What I still find difficult though, is adjusting to the darkness during winter. I have learned to cope with the cold by dressing appropriately, but the short daytime for an extended period is tough. On the other hand, when it is so sunny, the Filipino in me wants to walk around under an umbrella. Swedes don’t do this and they think it’s strange when I always try to find shade under which I could sit.
What cultural practices/behaviors have you acquired from your host country? Do you still observe Filipino customs and traditions?
My in-laws practice a lot of traditions. Herring is a big thing in Sweden and you will find it on the table in a lot of occasions; whether it is mid-summer or Christmas. Easter is celebrated by exchanging colorfully decorated Easter eggs filled with candies and other goodies. Real spruce trees are decorated for Christmas.
I have learned to eat and like traditional Swedish food; some of which you eat with lingon berries. Thursday is pea soup and pancake day. Most restaurants serve these for lunch. You start with a bowl of pea soup and then you finish with some pancakes topped with whipped cream and strawberry jam.
For our wedding, while we had a traditional Catholic ceremony, we also combined some Swedish traditions.
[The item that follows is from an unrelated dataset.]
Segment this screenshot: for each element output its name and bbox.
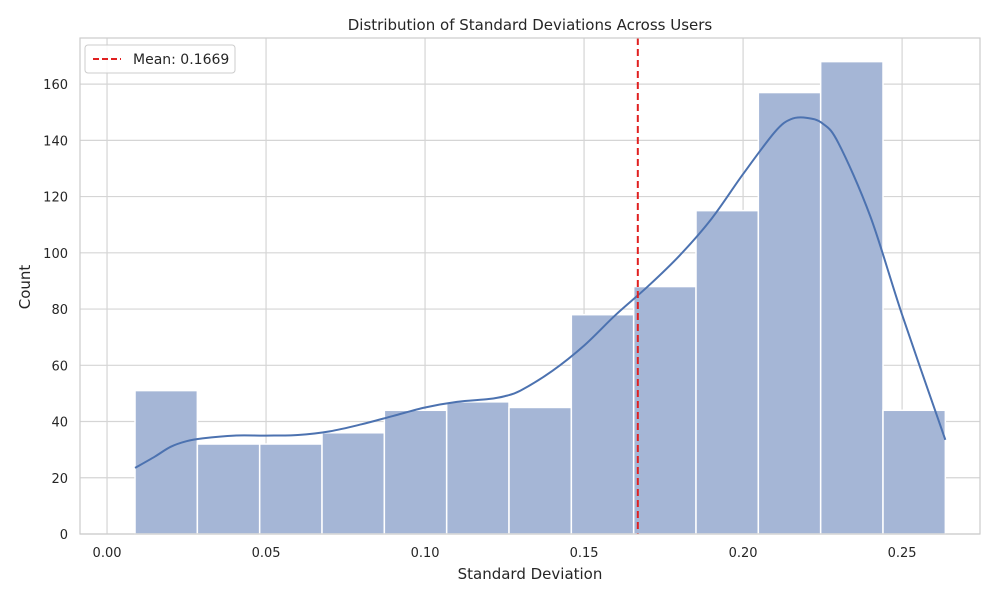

My husband’s whole family did the pamamanhikan, bringing gifts to my family and had lunch at our home a few days before the wedding. On the other hand, we also practiced the Swedish tradition of “morgon gåva” or morning gift where the groom presents a gift to the bride the morning after their wedding.
There are two things though that I have refused to adapt to at home: square pillows and eating with a fork and knife. The Swedes use square pillows which I can never get used to. I also eat with a spoon and fork at home and with knife and fork elsewhere. It amazes my husband how I can cut my food with my spoon and fork.
Your message to Filipinos across the globe –
It is not easy to be far away from home. Still, regardless of what brought you to where you are now, I believe that it is an opportunity to enjoy life, to learn and to grow. It is our humanity, not our nationality, which matters when we reach out to people and find the special connections and build relationships that will last a lifetime.
Each place I have lived in has become a part of me. My experiences have shaped the kind of Filipino I am today. I am proud of my heritage but I am also here looking out for opportunities to make myself a better person everyday.
Thank you for reading snippets of my life in Stockholm. I hope that you are having a good Pinoy life wherever in the world you are.